The Information Myth: What We Get Wrong About Learning
Throughout human history, our species has lacked adequate information about the world. Our story has been one of challenging the status quo: learning, accumulating, sharing and synthesising information, from the best way to knap a flint blade, to effective ways to treat disease. When we’ve learned new things, we’ve seen how it has made our lives better, leading us to believe that more information is always better.
But what if we are wrong? What if the information-benefit curve is not an upward line, but a traditional bell curve? What if AI, in amplifying the information deluge of the digital age, might make things worse, not better?
Rather than chasing the next technological revolution in education, what might happen if we turn our attention back to human-scale information? What might school look like? And, is there a place for AI in such a journey?
Facilitated By
Ross Parker
Deputy Head of School, ICHK Secondary
Ross Parker is Deputy Head of School at International College Hong Kong. He is passionate about making learning a positive, anxiety-free process centered around personal transformation. This requires re-imagining school as a place where adult-adult relationships create a culture of trust, respect and shared purpose.
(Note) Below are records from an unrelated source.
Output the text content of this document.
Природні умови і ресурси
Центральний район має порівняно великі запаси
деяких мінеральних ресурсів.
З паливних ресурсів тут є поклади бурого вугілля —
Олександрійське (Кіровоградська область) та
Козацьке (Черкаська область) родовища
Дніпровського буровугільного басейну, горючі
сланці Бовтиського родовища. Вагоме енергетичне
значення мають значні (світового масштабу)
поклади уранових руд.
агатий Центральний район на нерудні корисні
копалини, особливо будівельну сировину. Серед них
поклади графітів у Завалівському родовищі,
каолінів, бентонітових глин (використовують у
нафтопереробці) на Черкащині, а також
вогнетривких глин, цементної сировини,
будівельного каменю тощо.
Ross is the founder of Gibbon, an open source school platform, and the Free Learning pedagogy, which is the topic of an academic book published by Routledge. With Free Learning, Ross aims to give students the freedom and agency to find their own passions, the support and encouragement to develop understanding and skills, and the intellectual tools and curiosity to make up their own minds about life. Ross believes that education should focus on learning to learn.
As a public speaker, Ross has presented at schools, companies, conferences and workshops around the world.